Back in the day, Hipmunk sorted flights by “agony” by default, with the least agonizing ones (such as lower-priced direct flights) at the top. Flight Penguin uses “pain” to describe the same approach. “That’s our consistent philosophy, trying to make it easy to find the best option, not just the cheapest one,” Goldstein says. The new service can also show options involving multiple-airline itineraries—which can save money—and lets you search by dollars or points.
In a reference to travel search’s biggest name, the Flight Penguin homepage declares that “it’s time to put Kayak on ice.” But for now, Goldstein says, his new service isn’t trying to be a one-stop shop. It searches only for flights—the biggest headache for people researching travel plans, according to Goldstein—and has no immediate plans to tackle hotels or rental cars.
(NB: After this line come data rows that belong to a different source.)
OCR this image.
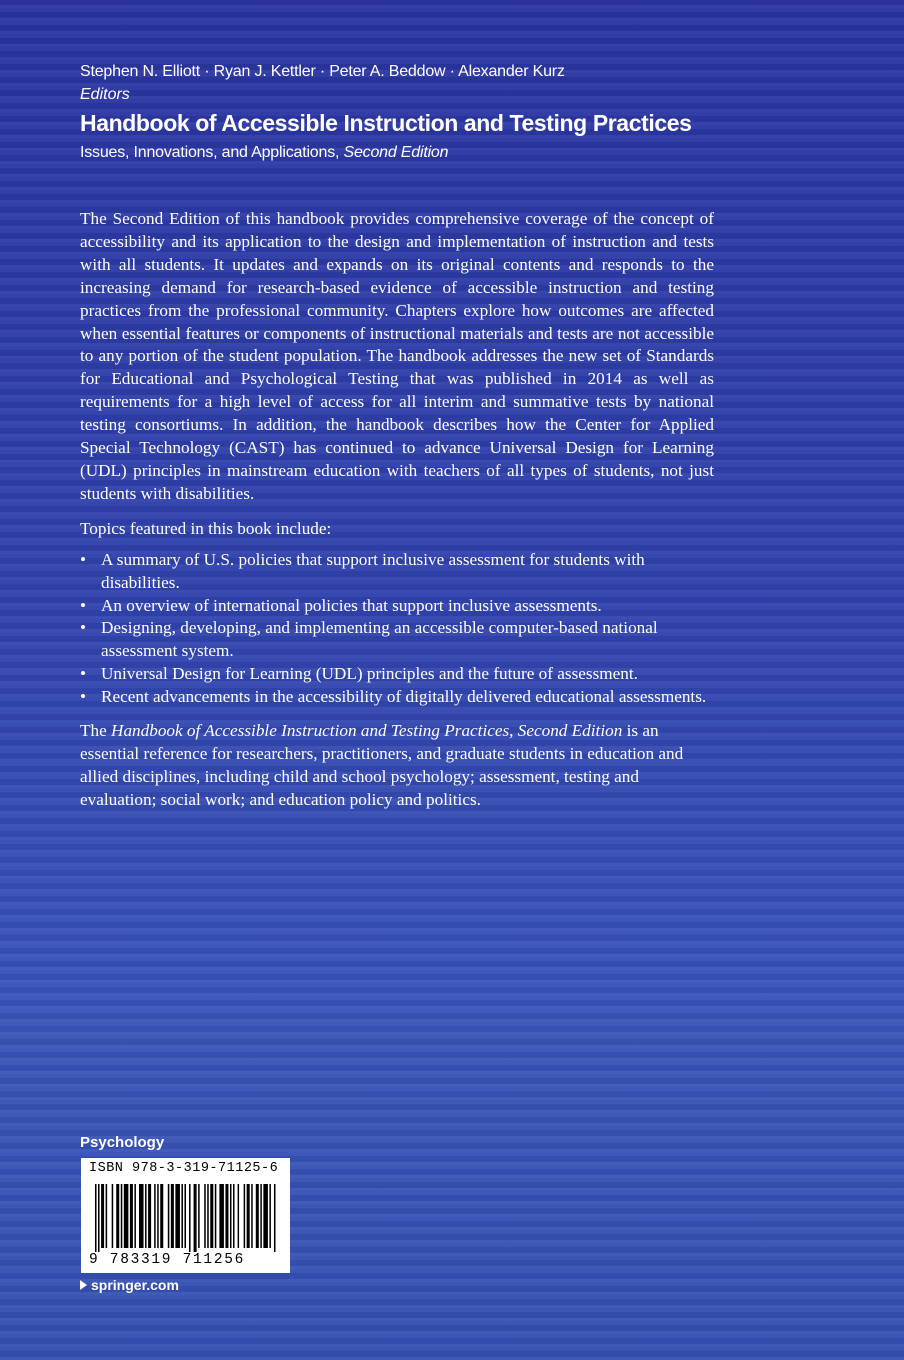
Stephen N. Elliott · Ryan J. Kettler · Peter A. Beddow · Alexander Kurz
Editors
Handbook of Accessible Instruction and Testing Practices
Issues, Innovations, and Applications, Second Edition

The Second Edition of this handbook provides comprehensive coverage of the concept of accessibility and its application to the design and implementation of instruction and tests with all students. It updates and expands on its original contents and responds to the increasing demand for research-based evidence of accessible instruction and testing practices from the professional community. Chapters explore how outcomes are affected when essential features or components of instructional materials and tests are not accessible to any portion of the student population. The handbook addresses the new set of Standards for Educational and Psychological Testing that was published in 2014 as well as requirements for a high level of access for all interim and summative tests by national testing consortiums. In addition, the handbook describes how the Center for Applied Special Technology (CAST) has continued to advance Universal Design for Learning (UDL) principles in mainstream education with teachers of all types of students, not just students with disabilities.

Topics featured in this book include:

• A summary of U.S. policies that support inclusive assessment for students with disabilities.
• An overview of international policies that support inclusive assessments.
• Designing, developing, and implementing an accessible computer-based national assessment system.
• Universal Design for Learning (UDL) principles and the future of assessment.
• Recent advancements in the accessibility of digitally delivered educational assessments.

The Handbook of Accessible Instruction and Testing Practices, Second Edition is an essential reference for researchers, practitioners, and graduate students in education and allied disciplines, including child and school psychology; assessment, testing and evaluation; social work; and education policy and politics.

Psychology
ISBN 978-3-319-71125-6
9 783319 711256
springer.com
How about offering Flight Penguin as something other than a Chrome extension? “There could be other versions, but the Chrome extension really is the technology that enables a lot of this stuff,” he says.
When Hipmunk died, I was ticked off and then just sad, but soon thereafter the world went into lockdown and I spent a year making no travel plans whatsoever. Now that going places is finally starting to feel like a possibility again, it would be nice to think that Flight Penguin has a shot at taking wing.